Personal information
- Born: April 3, 1984 (age 41) Salem, New Hampshire, U.S.
- Height: 6 ft 7 in (2.01 m)
- Weight: 312 lb (142 kg)

Career information
- College: Michigan State
- NFL draft: 2008: undrafted

Career history
- Arizona Cardinals (2008)*; Tennessee Titans (2009); Hartford Colonials (2010); New York Jets (2011)*;
- * Offseason and/or practice squad member only

Awards and highlights
- Second-team All-Big Ten (2007);
- Stats at Pro Football Reference

= Pete Clifford =

American football player (born 1984)

Pete Clifford (born April 3, 1984) is an American former professional football player who was an offensive tackle in the National Football League (NFL). He played college football for the Michigan State Spartans and was signed by the Arizona Cardinals as an undrafted free agent in 2008.

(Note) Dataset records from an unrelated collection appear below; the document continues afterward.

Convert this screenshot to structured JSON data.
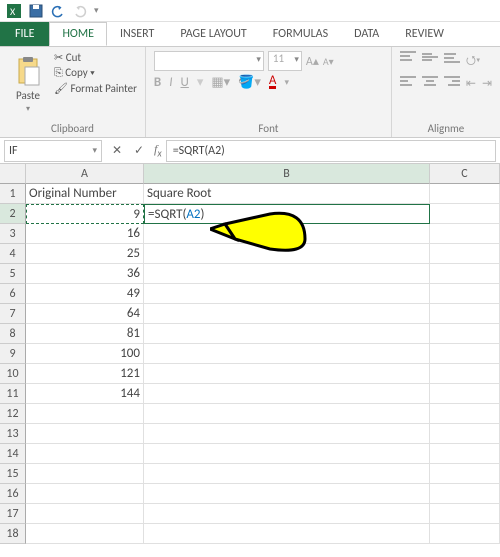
{
  "qat": {
    "save": "save",
    "undo": "undo",
    "redo": "redo"
  },
  "tabs": {
    "file": "FILE",
    "home": "HOME",
    "insert": "INSERT",
    "page_layout": "PAGE LAYOUT",
    "formulas": "FORMULAS",
    "data": "DATA",
    "review": "REVIEW"
  },
  "ribbon": {
    "clipboard": {
      "paste": "Paste",
      "cut": "Cut",
      "copy": "Copy",
      "format_painter": "Format Painter",
      "label": "Clipboard"
    },
    "font": {
      "size": "11",
      "bold": "B",
      "italic": "I",
      "underline": "U",
      "label": "Font"
    },
    "alignment": {
      "label": "Alignme"
    }
  },
  "namebox": "IF",
  "formula_bar": "=SQRT(A2)",
  "columns": [
    "A",
    "B",
    "C"
  ],
  "headers": {
    "a1": "Original Number",
    "b1": "Square Root"
  },
  "edit": {
    "prefix": "=SQRT(",
    "ref": "A2",
    "suffix": ")"
  },
  "data_rows": [
    {
      "n": 2,
      "a": "9"
    },
    {
      "n": 3,
      "a": "16"
    },
    {
      "n": 4,
      "a": "25"
    },
    {
      "n": 5,
      "a": "36"
    },
    {
      "n": 6,
      "a": "49"
    },
    {
      "n": 7,
      "a": "64"
    },
    {
      "n": 8,
      "a": "81"
    },
    {
      "n": 9,
      "a": "100"
    },
    {
      "n": 10,
      "a": "121"
    },
    {
      "n": 11,
      "a": "144"
    }
  ],
  "empty_rows": [
    12,
    13,
    14,
    15,
    16,
    17,
    18
  ],
  "chart_data": {
    "type": "table",
    "title": "Spreadsheet data",
    "columns": [
      "Original Number",
      "Square Root"
    ],
    "rows": [
      [
        9,
        null
      ],
      [
        16,
        null
      ],
      [
        25,
        null
      ],
      [
        36,
        null
      ],
      [
        49,
        null
      ],
      [
        64,
        null
      ],
      [
        81,
        null
      ],
      [
        100,
        null
      ],
      [
        121,
        null
      ],
      [
        144,
        null
      ]
    ],
    "active_formula": "=SQRT(A2)"
  }
}
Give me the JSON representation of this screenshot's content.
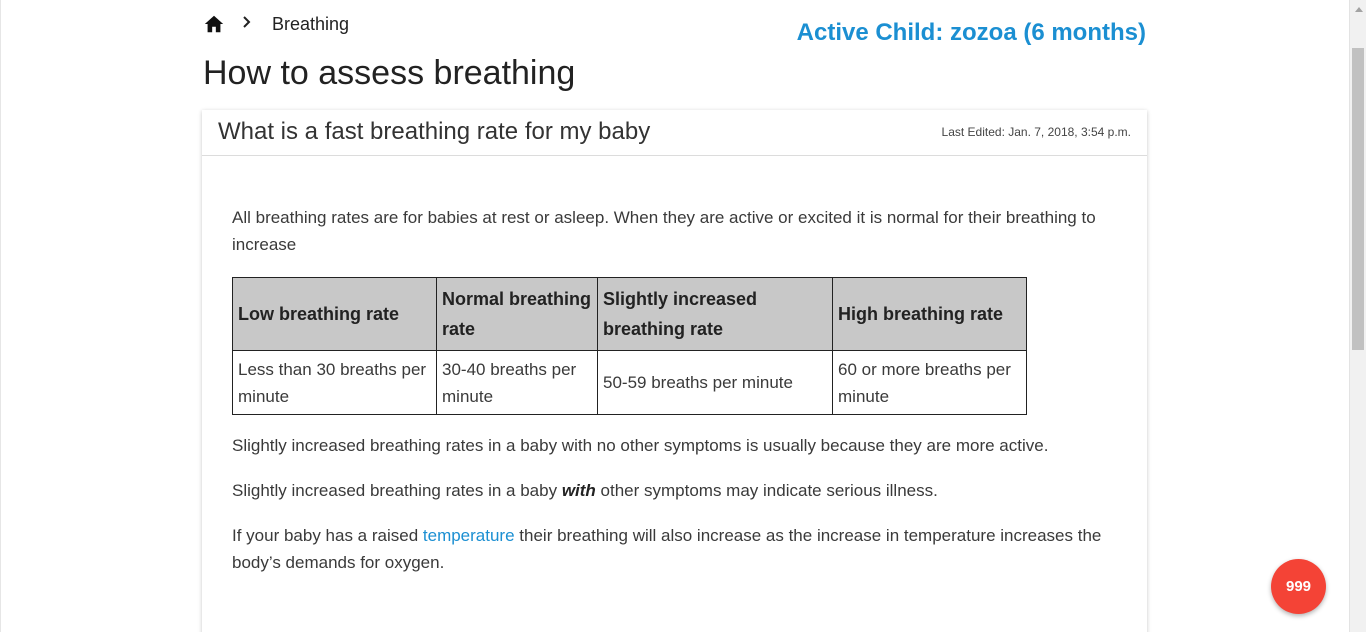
{
  "header": {
    "breadcrumb_current": "Breathing",
    "active_child": "Active Child: zozoa (6 months)"
  },
  "page_title": "How to assess breathing",
  "card": {
    "title": "What is a fast breathing rate for my baby",
    "last_edited": "Last Edited: Jan. 7, 2018, 3:54 p.m.",
    "intro": "All breathing rates are for babies at rest or asleep. When they are active or excited it is normal for their breathing to increase",
    "table": {
      "headers": [
        "Low breathing rate",
        "Normal breathing rate",
        "Slightly increased breathing rate",
        "High breathing rate"
      ],
      "row": [
        "Less than 30 breaths per minute",
        "30-40 breaths per minute",
        "50-59 breaths per minute",
        "60 or more breaths per minute"
      ]
    },
    "para1": "Slightly increased breathing rates in a baby with no other symptoms is usually because they are more active.",
    "para2_before": "Slightly increased breathing rates in a baby ",
    "para2_emph": "with",
    "para2_after": " other symptoms may indicate serious illness.",
    "para3_before": "If your baby has a raised ",
    "para3_link": "temperature",
    "para3_after": " their breathing will also increase as the increase in temperature increases the body’s demands for oxygen."
  },
  "emergency_button": "999",
  "icons": {
    "home": "home-icon",
    "chevron": "chevron-right-icon"
  },
  "colors": {
    "accent": "#1b8fd2",
    "emergency": "#f44336",
    "table_header_bg": "#c8c8c8"
  }
}
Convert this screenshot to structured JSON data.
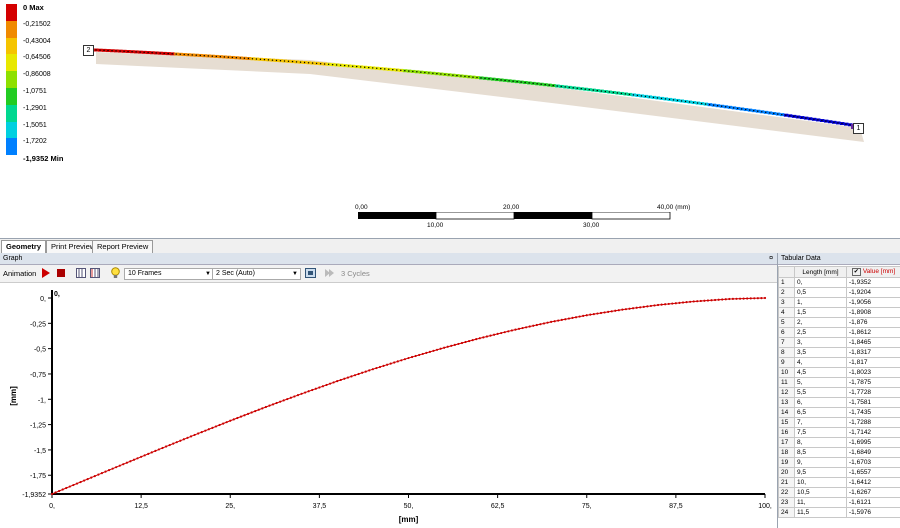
{
  "legend": {
    "items": [
      {
        "label": "0 Max",
        "color": "#d40000",
        "bold": true
      },
      {
        "label": "-0,21502",
        "color": "#f08a00"
      },
      {
        "label": "-0,43004",
        "color": "#f5c400"
      },
      {
        "label": "-0,64506",
        "color": "#e8e800"
      },
      {
        "label": "-0,86008",
        "color": "#8ee000"
      },
      {
        "label": "-1,0751",
        "color": "#22cc22"
      },
      {
        "label": "-1,2901",
        "color": "#00d890"
      },
      {
        "label": "-1,5051",
        "color": "#00d0e0"
      },
      {
        "label": "-1,7202",
        "color": "#0080ff"
      },
      {
        "label": "-1,9352 Min",
        "color": "#0000d0",
        "bold": true
      }
    ]
  },
  "viewport": {
    "node_left": "2",
    "node_right": "1"
  },
  "scale_bar": {
    "top_labels": [
      "0,00",
      "20,00",
      "40,00 (mm)"
    ],
    "bottom_labels": [
      "10,00",
      "30,00"
    ]
  },
  "tabs": [
    "Geometry",
    "Print Preview",
    "Report Preview"
  ],
  "graph_panel": {
    "title": "Graph",
    "pin": "¤",
    "toolbar": {
      "animation_label": "Animation",
      "frames": "10 Frames",
      "duration": "2 Sec (Auto)",
      "cycles": "3 Cycles"
    }
  },
  "chart_data": {
    "type": "line",
    "xlabel": "[mm]",
    "ylabel": "[mm]",
    "xlim": [
      0,
      100
    ],
    "ylim": [
      -1.9352,
      0
    ],
    "x_ticks": [
      "0,",
      "12,5",
      "25,",
      "37,5",
      "50,",
      "62,5",
      "75,",
      "87,5",
      "100,"
    ],
    "y_ticks": [
      "0,",
      "-0,25",
      "-0,5",
      "-0,75",
      "-1,",
      "-1,25",
      "-1,5",
      "-1,75",
      "-1,9352"
    ],
    "y_tick_values": [
      0,
      -0.25,
      -0.5,
      -0.75,
      -1,
      -1.25,
      -1.5,
      -1.75,
      -1.9352
    ],
    "x_axis_top_label": "0,",
    "series": [
      {
        "color": "#cc0000",
        "x": [
          0,
          5,
          10,
          15,
          20,
          25,
          30,
          35,
          40,
          45,
          50,
          55,
          60,
          65,
          70,
          75,
          80,
          85,
          90,
          95,
          100
        ],
        "y": [
          -1.9352,
          -1.788,
          -1.641,
          -1.495,
          -1.352,
          -1.212,
          -1.076,
          -0.946,
          -0.821,
          -0.703,
          -0.593,
          -0.491,
          -0.397,
          -0.312,
          -0.236,
          -0.17,
          -0.115,
          -0.069,
          -0.034,
          -0.01,
          0
        ]
      }
    ]
  },
  "tabular": {
    "title": "Tabular Data",
    "col_length": "Length [mm]",
    "col_value": "Value [mm]",
    "checkbox": "✔",
    "rows": [
      [
        "1",
        "0,",
        "-1,9352"
      ],
      [
        "2",
        "0,5",
        "-1,9204"
      ],
      [
        "3",
        "1,",
        "-1,9056"
      ],
      [
        "4",
        "1,5",
        "-1,8908"
      ],
      [
        "5",
        "2,",
        "-1,876"
      ],
      [
        "6",
        "2,5",
        "-1,8612"
      ],
      [
        "7",
        "3,",
        "-1,8465"
      ],
      [
        "8",
        "3,5",
        "-1,8317"
      ],
      [
        "9",
        "4,",
        "-1,817"
      ],
      [
        "10",
        "4,5",
        "-1,8023"
      ],
      [
        "11",
        "5,",
        "-1,7875"
      ],
      [
        "12",
        "5,5",
        "-1,7728"
      ],
      [
        "13",
        "6,",
        "-1,7581"
      ],
      [
        "14",
        "6,5",
        "-1,7435"
      ],
      [
        "15",
        "7,",
        "-1,7288"
      ],
      [
        "16",
        "7,5",
        "-1,7142"
      ],
      [
        "17",
        "8,",
        "-1,6995"
      ],
      [
        "18",
        "8,5",
        "-1,6849"
      ],
      [
        "19",
        "9,",
        "-1,6703"
      ],
      [
        "20",
        "9,5",
        "-1,6557"
      ],
      [
        "21",
        "10,",
        "-1,6412"
      ],
      [
        "22",
        "10,5",
        "-1,6267"
      ],
      [
        "23",
        "11,",
        "-1,6121"
      ],
      [
        "24",
        "11,5",
        "-1,5976"
      ]
    ]
  }
}
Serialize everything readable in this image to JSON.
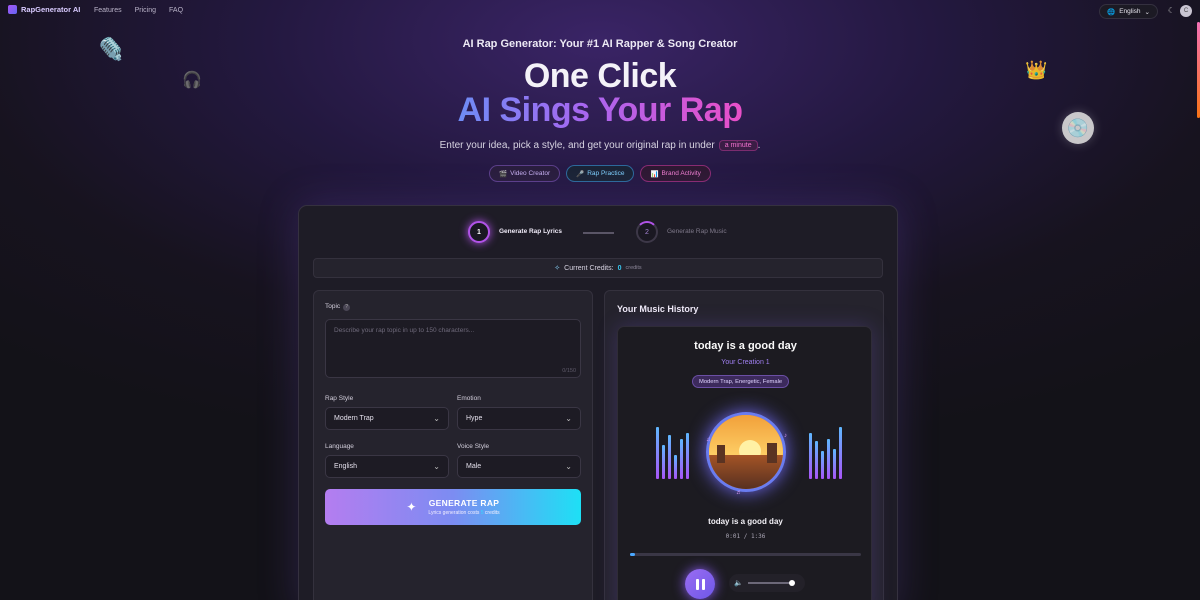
{
  "nav": {
    "brand": "RapGenerator AI",
    "links": [
      "Features",
      "Pricing",
      "FAQ"
    ],
    "language": "English",
    "avatar_initial": "C"
  },
  "hero": {
    "subtitle": "AI Rap Generator: Your #1 AI Rapper & Song Creator",
    "headline_line1": "One Click",
    "headline_line2": "AI Sings Your Rap",
    "tagline": "Enter your idea, pick a style, and get your original rap in under",
    "tagline_pill": "a minute",
    "tagline_end": ".",
    "chips": [
      "Video Creator",
      "Rap Practice",
      "Brand Activity"
    ]
  },
  "steps": {
    "step1_num": "1",
    "step1_label": "Generate Rap Lyrics",
    "step2_num": "2",
    "step2_label": "Generate Rap Music"
  },
  "credits": {
    "label": "Current Credits:",
    "value": "0",
    "unit": "credits"
  },
  "form": {
    "topic_label": "Topic",
    "topic_placeholder": "Describe your rap topic in up to 150 characters...",
    "topic_counter": "0/150",
    "rap_style_label": "Rap Style",
    "rap_style_value": "Modern Trap",
    "emotion_label": "Emotion",
    "emotion_value": "Hype",
    "language_label": "Language",
    "language_value": "English",
    "voice_label": "Voice Style",
    "voice_value": "Male",
    "generate_label": "GENERATE RAP",
    "generate_sub_prefix": "Lyrics generation costs",
    "generate_sub_num": "5",
    "generate_sub_suffix": "credits"
  },
  "history": {
    "title": "Your Music History",
    "song_title": "today is a good day",
    "creation": "Your Creation 1",
    "tags": "Modern Trap, Energetic, Female",
    "now_playing": "today is a good day",
    "current_time": "0:01",
    "separator": "/",
    "total_time": "1:36",
    "progress_fraction": 0.02
  }
}
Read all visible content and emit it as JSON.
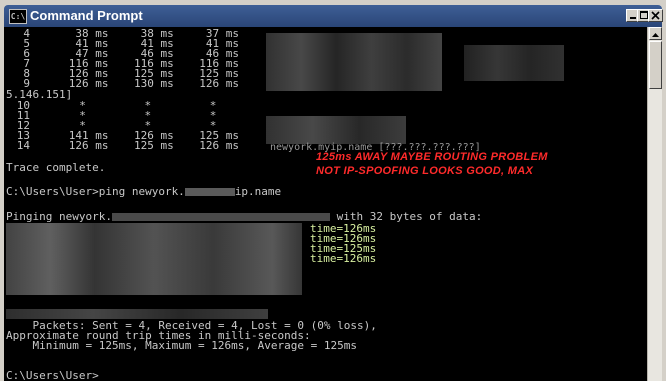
{
  "window": {
    "title": "Command Prompt",
    "icon_text": "C:\\"
  },
  "console": {
    "hops": [
      {
        "hop": "4",
        "t1": "38 ms",
        "t2": "38 ms",
        "t3": "37 ms"
      },
      {
        "hop": "5",
        "t1": "41 ms",
        "t2": "41 ms",
        "t3": "41 ms"
      },
      {
        "hop": "6",
        "t1": "47 ms",
        "t2": "46 ms",
        "t3": "46 ms"
      },
      {
        "hop": "7",
        "t1": "116 ms",
        "t2": "116 ms",
        "t3": "116 ms"
      },
      {
        "hop": "8",
        "t1": "126 ms",
        "t2": "125 ms",
        "t3": "125 ms"
      },
      {
        "hop": "9",
        "t1": "126 ms",
        "t2": "130 ms",
        "t3": "126 ms"
      }
    ],
    "wrap_line": "5.146.151]",
    "hops2": [
      {
        "hop": "10",
        "t1": "*",
        "t2": "*",
        "t3": "*"
      },
      {
        "hop": "11",
        "t1": "*",
        "t2": "*",
        "t3": "*"
      },
      {
        "hop": "12",
        "t1": "*",
        "t2": "*",
        "t3": "*"
      },
      {
        "hop": "13",
        "t1": "141 ms",
        "t2": "126 ms",
        "t3": "125 ms"
      },
      {
        "hop": "14",
        "t1": "126 ms",
        "t2": "125 ms",
        "t3": "126 ms"
      }
    ],
    "hop14_host": "newyork.myip.name [???.???.???.???]",
    "trace_complete": "Trace complete.",
    "prompt_ping": "C:\\Users\\User>ping newyork.",
    "prompt_ping_tail": "ip.name",
    "pinging_prefix": "Pinging newyork.",
    "pinging_suffix": "with 32 bytes of data:",
    "reply_times": [
      "time=126ms",
      "time=126ms",
      "time=125ms",
      "time=126ms"
    ],
    "packets": "    Packets: Sent = 4, Received = 4, Lost = 0 (0% loss),",
    "approx": "Approximate round trip times in milli-seconds:",
    "minmax": "    Minimum = 125ms, Maximum = 126ms, Average = 125ms",
    "final_prompt": "C:\\Users\\User>_"
  },
  "annotation": {
    "line1": "125ms AWAY MAYBE ROUTING PROBLEM",
    "line2": "NOT IP-SPOOFING LOOKS GOOD, MAX",
    "color": "#ff2b2b"
  },
  "colors": {
    "console_bg": "#000000",
    "console_text": "#c8c8c8",
    "title_bar": "#2a4577"
  }
}
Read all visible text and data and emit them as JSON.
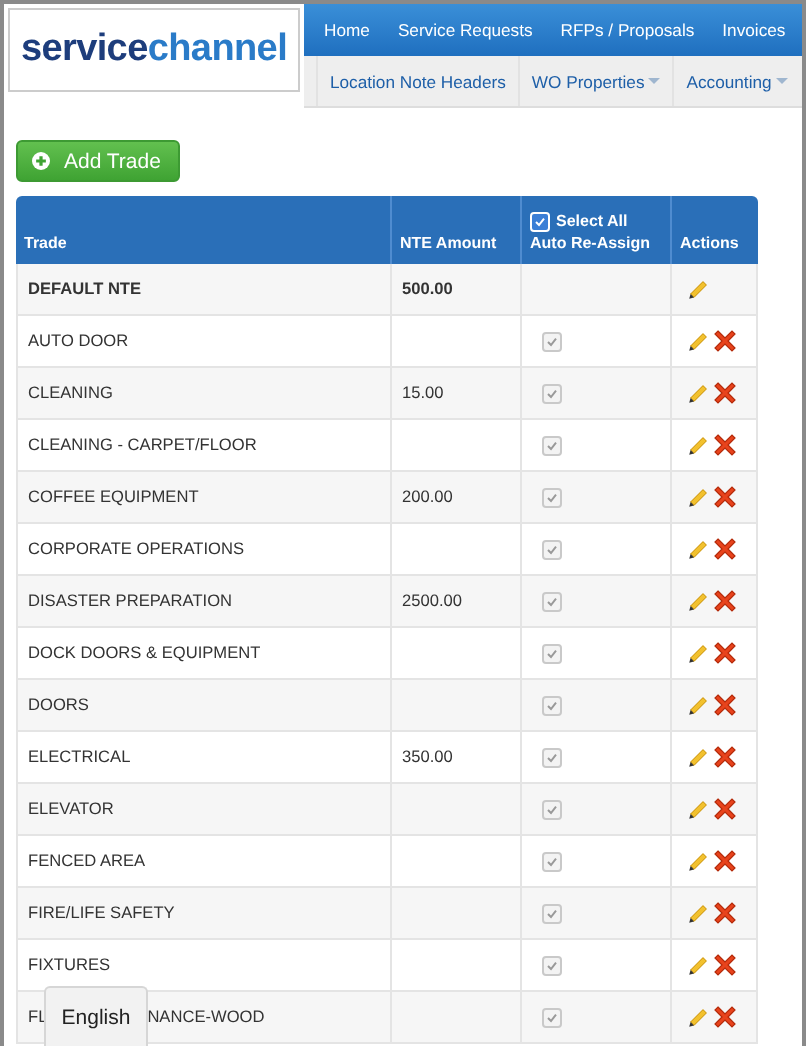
{
  "logo": {
    "first": "service",
    "second": "channel"
  },
  "top_nav": [
    {
      "label": "Home",
      "dropdown": false
    },
    {
      "label": "Service Requests",
      "dropdown": false
    },
    {
      "label": "RFPs / Proposals",
      "dropdown": false
    },
    {
      "label": "Invoices",
      "dropdown": false
    }
  ],
  "sub_nav": [
    {
      "label": "Location Note Headers",
      "dropdown": false
    },
    {
      "label": "WO Properties",
      "dropdown": true
    },
    {
      "label": "Accounting",
      "dropdown": true
    }
  ],
  "add_button": "Add Trade",
  "table": {
    "columns": [
      "Trade",
      "NTE Amount",
      "Auto Re-Assign",
      "Actions"
    ],
    "select_all": {
      "label": "Select All",
      "checked": true
    },
    "rows": [
      {
        "trade": "DEFAULT NTE",
        "nte": "500.00",
        "bold": true,
        "auto_reassign": null,
        "deletable": false
      },
      {
        "trade": "AUTO DOOR",
        "nte": "",
        "bold": false,
        "auto_reassign": true,
        "deletable": true
      },
      {
        "trade": "CLEANING",
        "nte": "15.00",
        "bold": false,
        "auto_reassign": true,
        "deletable": true
      },
      {
        "trade": "CLEANING - CARPET/FLOOR",
        "nte": "",
        "bold": false,
        "auto_reassign": true,
        "deletable": true
      },
      {
        "trade": "COFFEE EQUIPMENT",
        "nte": "200.00",
        "bold": false,
        "auto_reassign": true,
        "deletable": true
      },
      {
        "trade": "CORPORATE OPERATIONS",
        "nte": "",
        "bold": false,
        "auto_reassign": true,
        "deletable": true
      },
      {
        "trade": "DISASTER PREPARATION",
        "nte": "2500.00",
        "bold": false,
        "auto_reassign": true,
        "deletable": true
      },
      {
        "trade": "DOCK DOORS & EQUIPMENT",
        "nte": "",
        "bold": false,
        "auto_reassign": true,
        "deletable": true
      },
      {
        "trade": "DOORS",
        "nte": "",
        "bold": false,
        "auto_reassign": true,
        "deletable": true
      },
      {
        "trade": "ELECTRICAL",
        "nte": "350.00",
        "bold": false,
        "auto_reassign": true,
        "deletable": true
      },
      {
        "trade": "ELEVATOR",
        "nte": "",
        "bold": false,
        "auto_reassign": true,
        "deletable": true
      },
      {
        "trade": "FENCED AREA",
        "nte": "",
        "bold": false,
        "auto_reassign": true,
        "deletable": true
      },
      {
        "trade": "FIRE/LIFE SAFETY",
        "nte": "",
        "bold": false,
        "auto_reassign": true,
        "deletable": true
      },
      {
        "trade": "FIXTURES",
        "nte": "",
        "bold": false,
        "auto_reassign": true,
        "deletable": true
      },
      {
        "trade": "FL",
        "trade_end": "NANCE-WOOD",
        "nte": "",
        "bold": false,
        "auto_reassign": true,
        "deletable": true
      }
    ]
  },
  "language_tab": "English"
}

Clifford was also a member of the Tennessee Titans, Hartford Colonials, and New York Jets.

==Professional career==

===Arizona Cardinals===
After going undrafted in the 2008 NFL draft, Clifford was signed by the Arizona Cardinals as an undrafted free agent. He was released with an injury settlement on August 30 during final cuts after rehabbing for five weeks he attended a workout with the Tennessee Titans and re-aggravated his injury he sustained in training camp. He then spent the rest of the season out of football.

===Tennessee Titans===
Clifford was signed to a future contract by the Tennessee Titans on January 7, 2009. In June 2009, he was placed on the Waived/Injured list.

===Hartford Colonials===
Clifford was signed by the Hartford Colonials of the United Football League on August 26, 2010.

===New York Jets===
Clifford was signed by the New York Jets on August 5, 2011. He was waived on September 2.